There are, of course, many different design elements and approaches which can help realise this in practice. For example, engaging local community leaders from the target group in the design and delivery of an educational initiative can help create more tailored, horizontal, peer-to-peer learning opportunities – and reach more members of that audience.

  • Upscaling learning opportunities and building synergies are just a few of the benefits of a vibrant and engaged digital rights education stakeholder network. One example here comes from Latvia, where a network set up in 2017 brings together a range of stakeholders focusing on young people’s digital skills and wellbeing – librarians, teachers, community centers, and others. Such a networked approach has helped set up many training-of-trainers sessions, as well as more tools to match audiences with existing learning opportunities (for example, a digital map of the different training sessions, games and ICT labs being offered throughout the country at a given time).
  • Clearly defining the intervention goals and targets is a key element of the design process; measuring the impacts of an interventions is easiest when mechanisms for such an assessment are worked into its design from the start. Based on the experiences documented in the IFLA Library Map of the World SDG Stories, a helpful approach here could be to clearly define what success would look like for a planned intervention.

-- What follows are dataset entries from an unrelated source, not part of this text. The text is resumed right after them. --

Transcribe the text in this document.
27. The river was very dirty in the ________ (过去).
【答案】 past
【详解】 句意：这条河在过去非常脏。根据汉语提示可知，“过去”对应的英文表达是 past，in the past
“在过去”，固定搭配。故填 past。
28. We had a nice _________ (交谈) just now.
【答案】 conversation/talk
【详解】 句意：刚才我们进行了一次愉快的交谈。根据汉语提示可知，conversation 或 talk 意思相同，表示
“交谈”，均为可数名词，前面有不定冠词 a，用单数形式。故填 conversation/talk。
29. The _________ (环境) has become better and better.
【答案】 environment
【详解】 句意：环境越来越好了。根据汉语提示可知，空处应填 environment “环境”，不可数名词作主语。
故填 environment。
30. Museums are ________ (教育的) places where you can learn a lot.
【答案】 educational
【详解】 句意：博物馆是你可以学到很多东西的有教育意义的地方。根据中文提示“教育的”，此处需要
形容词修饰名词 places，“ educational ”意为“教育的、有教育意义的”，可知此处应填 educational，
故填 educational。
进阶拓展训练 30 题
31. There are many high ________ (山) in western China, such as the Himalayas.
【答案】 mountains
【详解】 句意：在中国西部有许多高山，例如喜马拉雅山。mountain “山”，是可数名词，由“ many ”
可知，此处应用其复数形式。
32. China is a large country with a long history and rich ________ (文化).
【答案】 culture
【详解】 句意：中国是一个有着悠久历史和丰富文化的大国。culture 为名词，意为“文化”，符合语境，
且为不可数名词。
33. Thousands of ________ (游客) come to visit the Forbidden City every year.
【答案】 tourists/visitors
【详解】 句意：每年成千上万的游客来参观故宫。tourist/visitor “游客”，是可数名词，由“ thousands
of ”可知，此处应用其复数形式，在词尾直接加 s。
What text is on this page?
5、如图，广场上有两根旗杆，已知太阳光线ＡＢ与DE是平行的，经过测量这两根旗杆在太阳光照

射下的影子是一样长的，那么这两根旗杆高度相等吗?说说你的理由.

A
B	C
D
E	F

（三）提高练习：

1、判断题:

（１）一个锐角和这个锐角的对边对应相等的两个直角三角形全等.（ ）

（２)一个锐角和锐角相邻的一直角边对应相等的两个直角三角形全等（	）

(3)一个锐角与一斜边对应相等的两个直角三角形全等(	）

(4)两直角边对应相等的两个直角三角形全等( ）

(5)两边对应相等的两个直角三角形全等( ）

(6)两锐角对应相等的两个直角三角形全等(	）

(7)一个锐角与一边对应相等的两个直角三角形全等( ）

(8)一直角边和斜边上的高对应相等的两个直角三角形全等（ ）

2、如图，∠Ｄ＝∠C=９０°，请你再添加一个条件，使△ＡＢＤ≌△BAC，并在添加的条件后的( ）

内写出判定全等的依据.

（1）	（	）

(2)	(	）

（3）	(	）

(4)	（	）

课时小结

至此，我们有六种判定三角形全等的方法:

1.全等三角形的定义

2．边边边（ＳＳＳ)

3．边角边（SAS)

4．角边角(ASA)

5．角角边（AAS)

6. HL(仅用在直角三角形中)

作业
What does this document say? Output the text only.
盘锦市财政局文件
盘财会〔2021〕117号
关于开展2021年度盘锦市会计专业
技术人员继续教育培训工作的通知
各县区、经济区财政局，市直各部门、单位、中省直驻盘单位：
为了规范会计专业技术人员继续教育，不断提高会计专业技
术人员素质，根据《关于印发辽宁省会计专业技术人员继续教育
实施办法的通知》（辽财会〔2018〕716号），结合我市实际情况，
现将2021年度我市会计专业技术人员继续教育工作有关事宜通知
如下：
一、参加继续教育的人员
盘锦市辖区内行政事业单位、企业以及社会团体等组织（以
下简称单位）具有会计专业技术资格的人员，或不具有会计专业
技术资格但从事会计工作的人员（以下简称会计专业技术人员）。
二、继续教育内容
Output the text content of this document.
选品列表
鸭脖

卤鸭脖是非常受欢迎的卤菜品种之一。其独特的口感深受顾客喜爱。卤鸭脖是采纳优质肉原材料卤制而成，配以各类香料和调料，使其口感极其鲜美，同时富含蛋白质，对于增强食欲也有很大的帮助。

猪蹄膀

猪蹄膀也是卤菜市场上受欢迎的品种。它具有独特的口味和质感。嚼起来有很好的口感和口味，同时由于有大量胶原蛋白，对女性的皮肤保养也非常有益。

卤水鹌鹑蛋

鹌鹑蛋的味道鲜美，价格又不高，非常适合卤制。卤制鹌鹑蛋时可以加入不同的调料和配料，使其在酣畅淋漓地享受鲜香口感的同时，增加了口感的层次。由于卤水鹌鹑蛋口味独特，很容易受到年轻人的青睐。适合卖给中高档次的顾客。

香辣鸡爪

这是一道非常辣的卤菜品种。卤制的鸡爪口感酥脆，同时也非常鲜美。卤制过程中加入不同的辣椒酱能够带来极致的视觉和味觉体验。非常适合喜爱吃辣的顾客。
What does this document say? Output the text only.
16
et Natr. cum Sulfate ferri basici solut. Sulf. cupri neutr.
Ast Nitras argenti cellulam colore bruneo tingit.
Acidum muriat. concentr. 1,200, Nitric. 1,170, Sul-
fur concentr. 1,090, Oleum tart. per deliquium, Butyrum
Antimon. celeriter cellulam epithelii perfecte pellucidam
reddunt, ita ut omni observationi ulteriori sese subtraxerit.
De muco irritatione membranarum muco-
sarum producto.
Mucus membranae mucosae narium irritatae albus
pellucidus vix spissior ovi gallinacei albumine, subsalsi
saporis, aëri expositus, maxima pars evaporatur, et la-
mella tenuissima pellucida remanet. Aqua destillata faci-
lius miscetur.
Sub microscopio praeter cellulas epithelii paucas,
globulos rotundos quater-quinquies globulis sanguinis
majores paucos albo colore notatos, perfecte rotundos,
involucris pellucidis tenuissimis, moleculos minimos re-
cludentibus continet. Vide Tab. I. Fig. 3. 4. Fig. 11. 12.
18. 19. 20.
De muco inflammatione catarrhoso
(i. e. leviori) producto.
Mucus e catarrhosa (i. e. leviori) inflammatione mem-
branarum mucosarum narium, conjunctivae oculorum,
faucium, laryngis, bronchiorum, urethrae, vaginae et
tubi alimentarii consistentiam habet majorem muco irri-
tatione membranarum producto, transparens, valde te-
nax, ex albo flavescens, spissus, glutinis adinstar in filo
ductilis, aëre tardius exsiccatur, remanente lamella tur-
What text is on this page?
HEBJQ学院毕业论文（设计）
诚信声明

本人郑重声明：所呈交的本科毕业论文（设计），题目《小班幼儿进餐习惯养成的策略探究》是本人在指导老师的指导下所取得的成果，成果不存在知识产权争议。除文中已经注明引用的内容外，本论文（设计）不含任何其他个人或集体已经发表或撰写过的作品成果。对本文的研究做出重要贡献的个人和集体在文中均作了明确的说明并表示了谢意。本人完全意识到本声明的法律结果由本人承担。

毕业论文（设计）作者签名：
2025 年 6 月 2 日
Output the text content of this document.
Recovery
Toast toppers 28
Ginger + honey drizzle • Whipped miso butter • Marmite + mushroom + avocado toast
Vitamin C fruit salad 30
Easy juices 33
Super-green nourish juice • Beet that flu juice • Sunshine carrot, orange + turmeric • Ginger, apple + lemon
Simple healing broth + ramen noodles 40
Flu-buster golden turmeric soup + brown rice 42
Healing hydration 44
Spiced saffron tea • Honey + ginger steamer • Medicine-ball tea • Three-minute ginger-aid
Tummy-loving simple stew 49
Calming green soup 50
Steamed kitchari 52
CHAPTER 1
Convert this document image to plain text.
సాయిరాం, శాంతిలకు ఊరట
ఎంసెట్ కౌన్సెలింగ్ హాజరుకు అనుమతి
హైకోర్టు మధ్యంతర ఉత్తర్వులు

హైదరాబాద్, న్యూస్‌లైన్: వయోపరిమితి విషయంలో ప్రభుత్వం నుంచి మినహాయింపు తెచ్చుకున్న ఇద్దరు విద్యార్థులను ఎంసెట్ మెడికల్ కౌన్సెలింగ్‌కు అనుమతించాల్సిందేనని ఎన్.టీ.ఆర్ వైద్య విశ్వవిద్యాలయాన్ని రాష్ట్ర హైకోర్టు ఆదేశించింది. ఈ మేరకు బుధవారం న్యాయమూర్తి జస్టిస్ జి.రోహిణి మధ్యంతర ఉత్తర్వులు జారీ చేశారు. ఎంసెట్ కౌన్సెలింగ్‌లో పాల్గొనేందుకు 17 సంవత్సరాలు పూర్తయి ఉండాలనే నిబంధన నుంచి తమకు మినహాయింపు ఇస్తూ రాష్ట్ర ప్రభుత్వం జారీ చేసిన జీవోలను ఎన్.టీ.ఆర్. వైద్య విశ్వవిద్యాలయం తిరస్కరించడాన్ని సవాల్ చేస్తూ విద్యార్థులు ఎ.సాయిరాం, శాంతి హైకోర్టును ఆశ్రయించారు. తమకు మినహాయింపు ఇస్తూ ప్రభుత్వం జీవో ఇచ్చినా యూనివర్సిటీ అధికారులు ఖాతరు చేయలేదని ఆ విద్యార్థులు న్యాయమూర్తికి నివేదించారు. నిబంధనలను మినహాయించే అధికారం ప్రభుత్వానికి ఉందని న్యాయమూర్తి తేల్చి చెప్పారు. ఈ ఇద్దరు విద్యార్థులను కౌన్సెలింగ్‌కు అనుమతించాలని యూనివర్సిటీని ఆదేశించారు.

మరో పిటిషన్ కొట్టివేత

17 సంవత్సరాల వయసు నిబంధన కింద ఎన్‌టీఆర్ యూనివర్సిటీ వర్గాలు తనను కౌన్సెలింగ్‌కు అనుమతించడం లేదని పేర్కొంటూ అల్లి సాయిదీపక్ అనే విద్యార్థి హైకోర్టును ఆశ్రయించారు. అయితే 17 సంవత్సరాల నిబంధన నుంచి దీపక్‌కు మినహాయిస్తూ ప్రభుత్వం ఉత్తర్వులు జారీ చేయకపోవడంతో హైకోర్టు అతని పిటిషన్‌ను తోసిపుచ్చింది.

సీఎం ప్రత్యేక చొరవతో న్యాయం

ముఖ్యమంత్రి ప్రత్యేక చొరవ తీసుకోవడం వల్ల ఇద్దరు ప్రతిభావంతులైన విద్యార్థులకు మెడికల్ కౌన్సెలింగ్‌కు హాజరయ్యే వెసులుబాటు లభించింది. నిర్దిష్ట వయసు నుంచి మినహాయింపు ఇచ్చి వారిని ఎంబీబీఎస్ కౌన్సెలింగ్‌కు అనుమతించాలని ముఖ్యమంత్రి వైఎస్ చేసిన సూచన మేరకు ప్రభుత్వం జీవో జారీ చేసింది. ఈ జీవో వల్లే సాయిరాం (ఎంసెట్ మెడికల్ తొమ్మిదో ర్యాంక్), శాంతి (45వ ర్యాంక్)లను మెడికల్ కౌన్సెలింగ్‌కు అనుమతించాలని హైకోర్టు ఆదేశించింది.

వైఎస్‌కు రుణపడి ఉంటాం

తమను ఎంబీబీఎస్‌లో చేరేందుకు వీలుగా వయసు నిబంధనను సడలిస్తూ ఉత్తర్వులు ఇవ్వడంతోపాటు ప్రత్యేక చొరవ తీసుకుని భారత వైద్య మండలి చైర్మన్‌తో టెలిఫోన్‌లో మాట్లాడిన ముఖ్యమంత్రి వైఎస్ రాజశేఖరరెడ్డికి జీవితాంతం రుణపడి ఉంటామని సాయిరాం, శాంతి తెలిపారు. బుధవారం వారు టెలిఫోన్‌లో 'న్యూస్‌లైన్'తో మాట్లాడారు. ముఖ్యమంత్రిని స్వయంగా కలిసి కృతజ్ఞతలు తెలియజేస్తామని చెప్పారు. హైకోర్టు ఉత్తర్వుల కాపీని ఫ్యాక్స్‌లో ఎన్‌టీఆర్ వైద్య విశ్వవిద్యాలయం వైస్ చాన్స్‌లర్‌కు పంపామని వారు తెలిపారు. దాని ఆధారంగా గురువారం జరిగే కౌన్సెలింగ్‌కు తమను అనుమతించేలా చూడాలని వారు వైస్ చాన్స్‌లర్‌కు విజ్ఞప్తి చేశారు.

Naturally, this process can also be iterative and cyclical – identifying and engaging a target audience to better understand their needs (and how a planned initiative would fit into the larger local context), jointly identifying the targets and priorities, implementing the initiative – and, following an impact assessment or stocktaking, taking forward the learnings and lessons learned for future digital rights education initiatives.

All in all, libraries and similar community organisations can be a powerful tool for making digital rights education more easily available and accessible for diverse audiences. We look forward to the continued discussions around the good practices and ways of delivering these learning opportunities!